Fumagillin is a naturally secreted antibiotic of the fungus Aspergillus fumigates. It is used in veterinary medicine against microsporidiosis of bees and fish. In this study, the genotoxicity of fumagillin (in the form of fumagillin dicyclohexylamine) was evaluated in mouse bone-marrow cells using the mitotic index (MI), the chromosome aberration (CA) assay, and the micronucleus (MN) test. Fumagillin was administered to BALB/c mice by gavage, at doses of 25, 50, 75 mg/kg body weight (bw), repeated for 7 days at 24-h intervals, with water-sugar syrup as a negative control and cyclophosphamide (40 mg/kg bw) as a positive control. All experimental doses of fumagillin induced a significant decrease (p < 0.001) in MI (3.47 +/- 0.04%, 3.17 +/- 0.01%, and 2.27 +/- 0.02%, respectively) in comparison with the negative control (6.00 +/- 0.01%). Fumagillin significantly (p < 0.001) increased the frequency of MN (4.98 +/- 0.35, 8.45 +/- 0.57, and 12.02 +/- 0.37, respectively) over negative control (1.04 +/- 0.28). Significantly increased frequencies (p < 0.01 or p < 0.001) of numerical chromosomal aberrations (aneuploidies and polyploidies) and structural chromosomal aberrations such as gaps, breaks, and centric rings were observed at the highest experimental dose of fumagillin (75 mg/kg bw) compared with the negative control.
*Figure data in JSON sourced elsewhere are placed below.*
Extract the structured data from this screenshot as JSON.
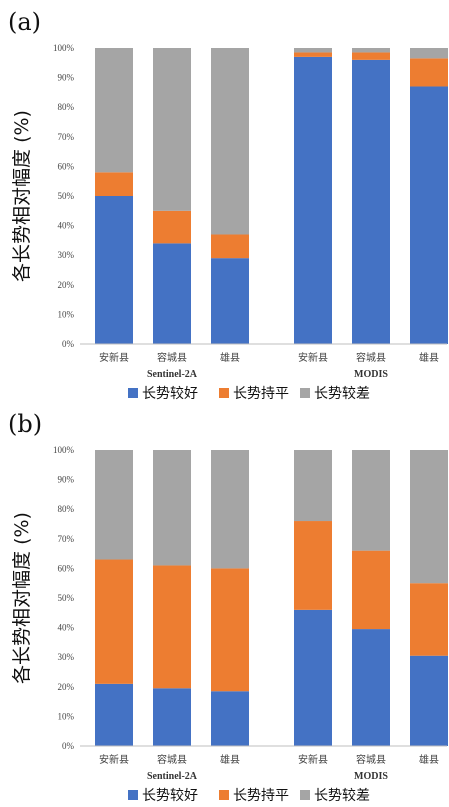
{
  "chart_data": [
    {
      "panel": "(a)",
      "type": "bar",
      "stacked": true,
      "ylabel": "各长势相对幅度 (%)",
      "ylim": [
        0,
        100
      ],
      "yticks": [
        "0%",
        "10%",
        "20%",
        "30%",
        "40%",
        "50%",
        "60%",
        "70%",
        "80%",
        "90%",
        "100%"
      ],
      "groups": [
        {
          "label": "Sentinel-2A",
          "categories": [
            "安新县",
            "容城县",
            "雄县"
          ]
        },
        {
          "label": "MODIS",
          "categories": [
            "安新县",
            "容城县",
            "雄县"
          ]
        }
      ],
      "series": [
        {
          "name": "长势较好",
          "color": "#4472C4",
          "values": [
            50,
            34,
            29,
            97,
            96,
            87
          ]
        },
        {
          "name": "长势持平",
          "color": "#ED7D31",
          "values": [
            8,
            11,
            8,
            1.5,
            2.5,
            9.5
          ]
        },
        {
          "name": "长势较差",
          "color": "#A5A5A5",
          "values": [
            42,
            55,
            63,
            1.5,
            1.5,
            3.5
          ]
        }
      ],
      "legend_position": "bottom",
      "grid": false
    },
    {
      "panel": "(b)",
      "type": "bar",
      "stacked": true,
      "ylabel": "各长势相对幅度 (%)",
      "ylim": [
        0,
        100
      ],
      "yticks": [
        "0%",
        "10%",
        "20%",
        "30%",
        "40%",
        "50%",
        "60%",
        "70%",
        "80%",
        "90%",
        "100%"
      ],
      "groups": [
        {
          "label": "Sentinel-2A",
          "categories": [
            "安新县",
            "容城县",
            "雄县"
          ]
        },
        {
          "label": "MODIS",
          "categories": [
            "安新县",
            "容城县",
            "雄县"
          ]
        }
      ],
      "series": [
        {
          "name": "长势较好",
          "color": "#4472C4",
          "values": [
            21,
            19.5,
            18.5,
            46,
            39.5,
            30.5
          ]
        },
        {
          "name": "长势持平",
          "color": "#ED7D31",
          "values": [
            42,
            41.5,
            41.5,
            30,
            26.5,
            24.5
          ]
        },
        {
          "name": "长势较差",
          "color": "#A5A5A5",
          "values": [
            37,
            39,
            40,
            24,
            34,
            45
          ]
        }
      ],
      "legend_position": "bottom",
      "grid": false
    }
  ]
}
However, with respect to the induction of Robertsonian translocations, both the intermediate (50 mg/kg bw) and highest (75 mg/kg bw) experimental dose caused a significant (p < 0.001) increase (7.12 +/- 0.26 and 9.00 +/- 0.10, respectively) in comparison with the negative control (0.00 +/- 0.00). Chromosomes 4 and 19 participated in these Robertsonian translocations. Regarding total cytogenetic changes, a significant increase (p < 0.001) was observed in both the intermediate dose group (17.36 +/- 1.83) and the highest dose group (59.49 +/- 1.92) compared with the negative control (7.00 +/- 1.35). These results suggest that fumagillin has genotoxic (clastogenic) potential in mammals in vivo.